The team profiled more than 70 children at the facility. Eight were positively identified by the visiting parents’ group chairman, who had photographs of missing Kano children, she stated.
According to NAPTIP, no arrests were made that day because the only adult present was the proprietor’s wife, and removing her would have endangered the remaining children. Instead, a contact number was left behind for Nwoye to call the agency immediately.

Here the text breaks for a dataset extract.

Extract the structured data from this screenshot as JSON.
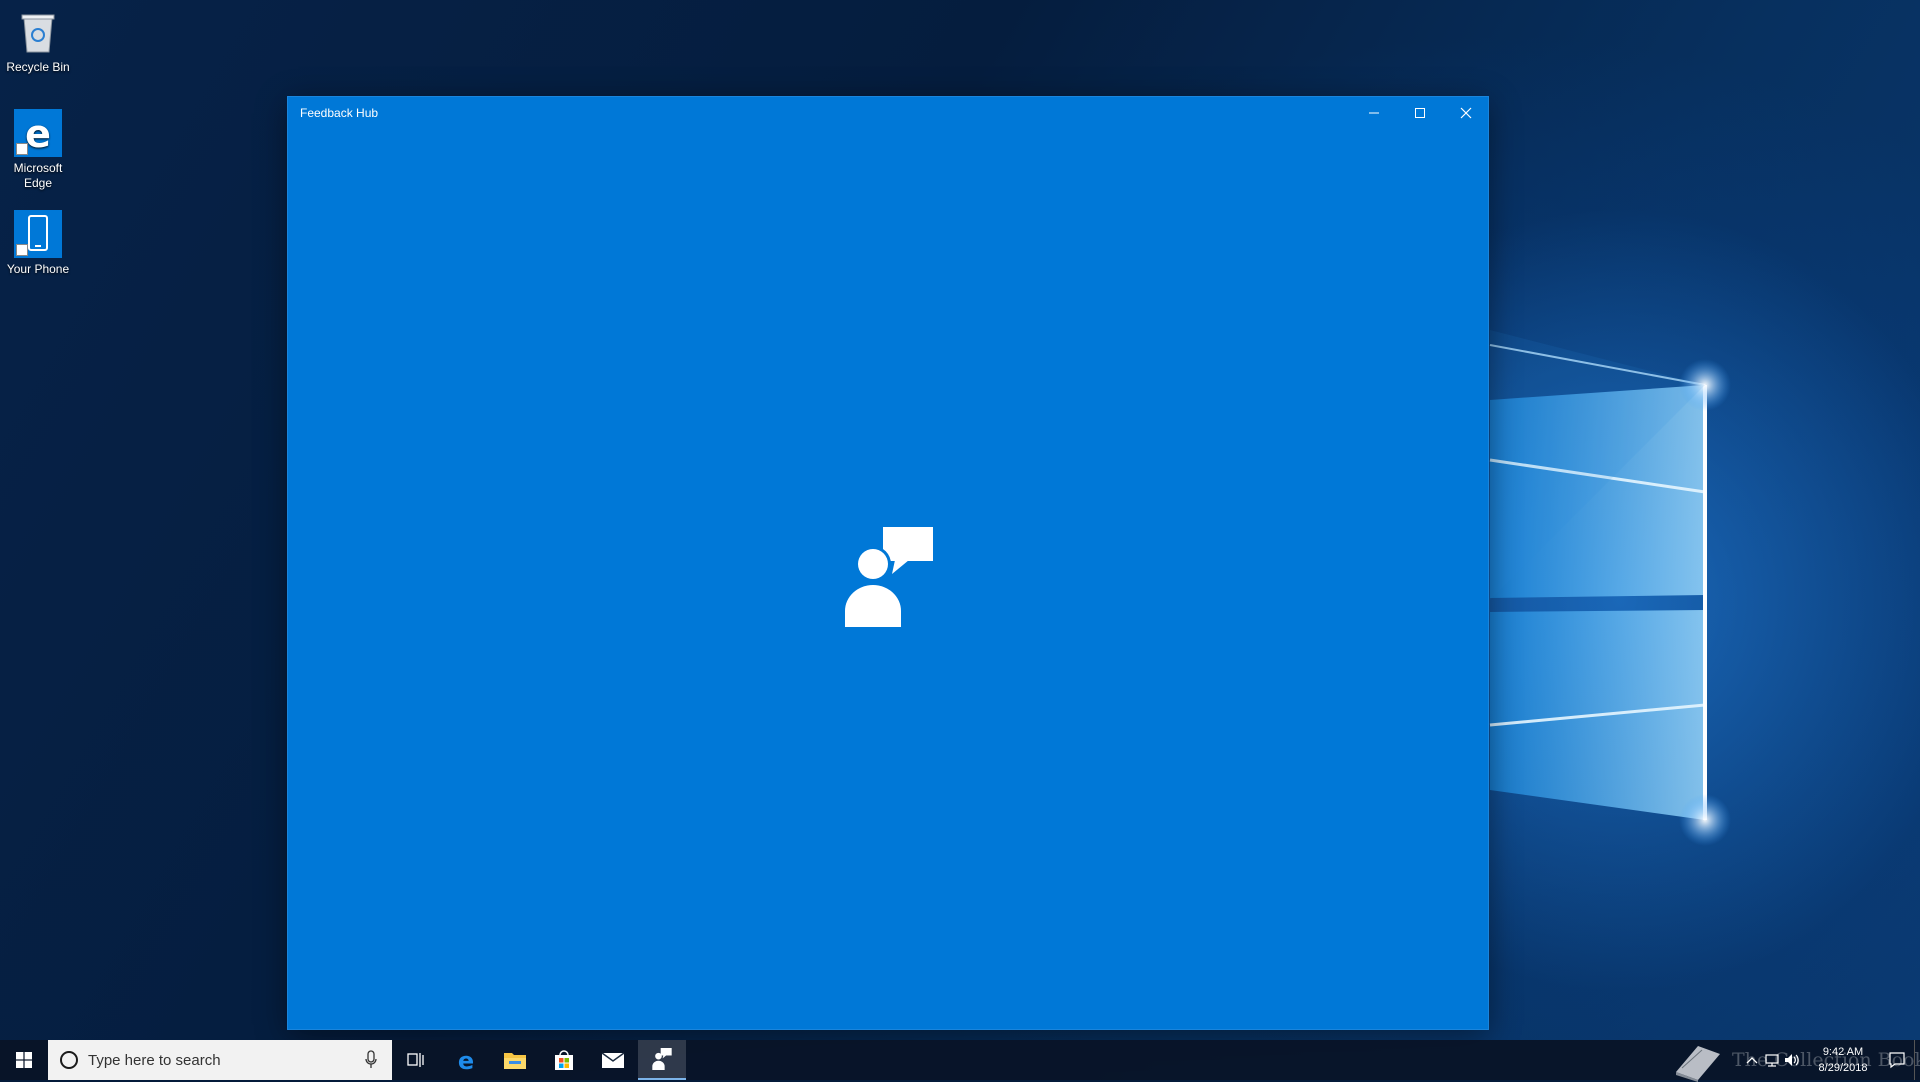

“All attempts to get him to present himself have failed. Rather than face the law, he has mobilized a smear campaign against us, hiring women to lay false claims to the rescued children while branding NAPTIP as kidnappers. This is shameful,” she said.
The rescued minors were initially sheltered under the Kano State Ministry of Women Affairs. But amid competing claims by supposed mothers from Kano and Delta, NAPTIP moved them to a secure facility in Abuja.
“These children will not be released until proper DNA testing and investigation are concluded. We owe them protection, not hurried handovers to claimants. We are neutral, but we must be thorough,” Bello stressed.
She also issued a warning, saying, “Anyone found culpable, whether in Kano, Gombe, or Delta, will be prosecuted. We will not spare anyone.”
Beyond defending NAPTIP’s operation, Bello called on the Delta State Government to open an independent investigation into Happy Home Orphanage, describing its operations as “unwholesome practices” that cannot be swept under the carpet.
“It is disturbing that over 70 children were kept in that orphanage, many of them without proper records. What kind of home is that? The Commissioner for Women Affairs in Delta has already admitted to irregularities there. This cannot be ignored,” she said.